Is GTD in Good Health?

January 10, 2009

Recently there seems to have been a backlash against GTD and I thought I would take this as an opportunity to discuss my history with GTD and what I make of this reaction to it.

Getting Tired and Desperate

GTD came to me at the best possible time. I had a new manager who was great to work for the give me a crazy amount of work to do. The number of projects I had to do grew from eight to over 30. You would think I would have been annoyed by this but actually I was moving from doing projects that were all about managing the decline of my department to 30 projects which were going to reinvigorate us and put us “back on the map”. So it was great, but it gave me major headaches. I would often find myself concentrating hard on one project with an evil weevil scratching away at the back of my brain, trying to convince me that there was something more important I should be doing right now.

One day I read an article in the Guardian that was basically a summary of Merlin Mann’s Inbox Zero articles. The Guardian article led me to 43 folders and 43 folders led me to GTD.

I immediately liked what I read about GTD because I already agreed on many of its central concepts. The idea that us mammals can multitask has always seemed optimistic to me. Also, even though I work in IT, I like the idea of a time management system that can work as well in a paper notebook as a digital one.  The final push was that here was a system that wasn’t an all-or-nothing solution but that would help whether fully or partially adopted.  Perfect.

I immediately saw benefits. For example it seems blindingly obvious that you should have a list of all your projects but I had never done it, nor had I seen anyone else who had.
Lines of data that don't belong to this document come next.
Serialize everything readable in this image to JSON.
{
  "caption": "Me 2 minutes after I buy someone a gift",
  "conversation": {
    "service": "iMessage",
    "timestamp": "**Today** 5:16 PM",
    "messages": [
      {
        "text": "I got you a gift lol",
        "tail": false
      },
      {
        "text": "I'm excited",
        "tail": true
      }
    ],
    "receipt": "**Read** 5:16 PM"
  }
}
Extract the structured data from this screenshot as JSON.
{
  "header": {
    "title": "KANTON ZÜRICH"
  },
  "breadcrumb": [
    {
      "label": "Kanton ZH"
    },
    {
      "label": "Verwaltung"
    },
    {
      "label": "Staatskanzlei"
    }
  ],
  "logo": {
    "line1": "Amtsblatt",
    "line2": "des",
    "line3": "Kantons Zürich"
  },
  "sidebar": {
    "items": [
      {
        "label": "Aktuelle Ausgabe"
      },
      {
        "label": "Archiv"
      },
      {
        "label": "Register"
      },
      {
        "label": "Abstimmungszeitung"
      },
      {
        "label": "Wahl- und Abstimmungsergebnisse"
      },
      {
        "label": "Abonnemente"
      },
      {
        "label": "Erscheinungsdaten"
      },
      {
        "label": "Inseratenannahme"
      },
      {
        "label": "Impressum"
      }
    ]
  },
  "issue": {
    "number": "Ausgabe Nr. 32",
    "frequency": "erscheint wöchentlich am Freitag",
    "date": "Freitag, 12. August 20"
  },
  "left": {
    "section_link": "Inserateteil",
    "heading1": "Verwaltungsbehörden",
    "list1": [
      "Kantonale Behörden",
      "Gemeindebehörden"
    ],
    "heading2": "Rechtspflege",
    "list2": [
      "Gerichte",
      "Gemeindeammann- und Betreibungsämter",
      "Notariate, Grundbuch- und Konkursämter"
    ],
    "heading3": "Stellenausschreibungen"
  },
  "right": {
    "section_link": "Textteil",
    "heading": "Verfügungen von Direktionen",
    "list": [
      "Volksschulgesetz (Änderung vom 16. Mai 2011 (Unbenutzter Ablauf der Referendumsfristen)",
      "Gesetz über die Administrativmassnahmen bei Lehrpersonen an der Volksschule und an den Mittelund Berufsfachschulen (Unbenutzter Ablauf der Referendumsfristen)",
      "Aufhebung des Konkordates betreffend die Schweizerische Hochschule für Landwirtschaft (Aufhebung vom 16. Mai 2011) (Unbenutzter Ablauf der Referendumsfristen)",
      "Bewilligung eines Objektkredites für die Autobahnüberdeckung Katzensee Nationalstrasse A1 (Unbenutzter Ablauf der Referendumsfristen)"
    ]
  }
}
It was great that whenever my boss asked me what I was currently working on I was able to pull a piece of paper out of my pocket and tell him precisely. Also, I managed to get rid of the nagging weevil at the back of my head.

I’m still getting the benefits of GTD to this day. I’m more organised now than I’ve ever been in my life. It’s been amazing how small changes such as not forgetting items I need to buy in the supermarket, or not double booking appointments, has done wonders for my confidence in other areas. I feel my experience has shown that David Allen is correct about at least one thing: if you take care of the small stuff, the big stuff gets easier too.

Gauntlets Thrown Down

I’ve read a few articles by bloggers complaining that GTD ain’t all that. They say that they’ve tried to implement it but that it’s too difficult and unwieldy, or that it’s unrealistic.

I won’t get into addressing specific articles or points, as that isn’t what really interests me, but I think most of the observations fit into two categories. The first category is the people who seem to have been oversold GTD, and as a consequence think it will solve problems it was not designed to solve. The second category are people who see GTD as a system written in stone, and do not appreciate that it has quite a bit of flexibility.

Goldacre Trounces Detox

Around the time I was thinking about these complaints I read an article by Ben Goldacre. He was talking about the attraction of pseudoscience to the general public. We have known for many years what we need to do to live a long and healthy life: don’t smoke, don’t drink to excess, eat lots of fruit and veg and get plenty of exercise. Despite the fact that everyone in the Western world knows this to be true, many of us still insist on pursuing get-fit-quick schemes such as detox diets and various pills and potions.

In some ways I could see a connection between that and GTD. Those of us who have read GTD already know what we need to do for healthier productivity, but like those trying to lose weight, we can sometimes fall off the wagon.  Does that mean we should abandon the wagon?  Curse the wagon?  Tell the wagon to get lost and never show it’s stupid wagonny face around here again?  It might make us feel better but it won’t solve our problems.

Just because something’s hard doesn’t mean it’s not worthwhile.

Personally I see the whole workflow of GTD as the ultimate goal, and one I’m not quite reaching.  But even without reaching it I’m still more productive now than I’ve ever been.  And at least I now know what I need to do to be more productive.

Right, I’m off to the gym and I’m bringing my @gym list with me.  Hopefully today is the day I complete my “Rippling stomach” project.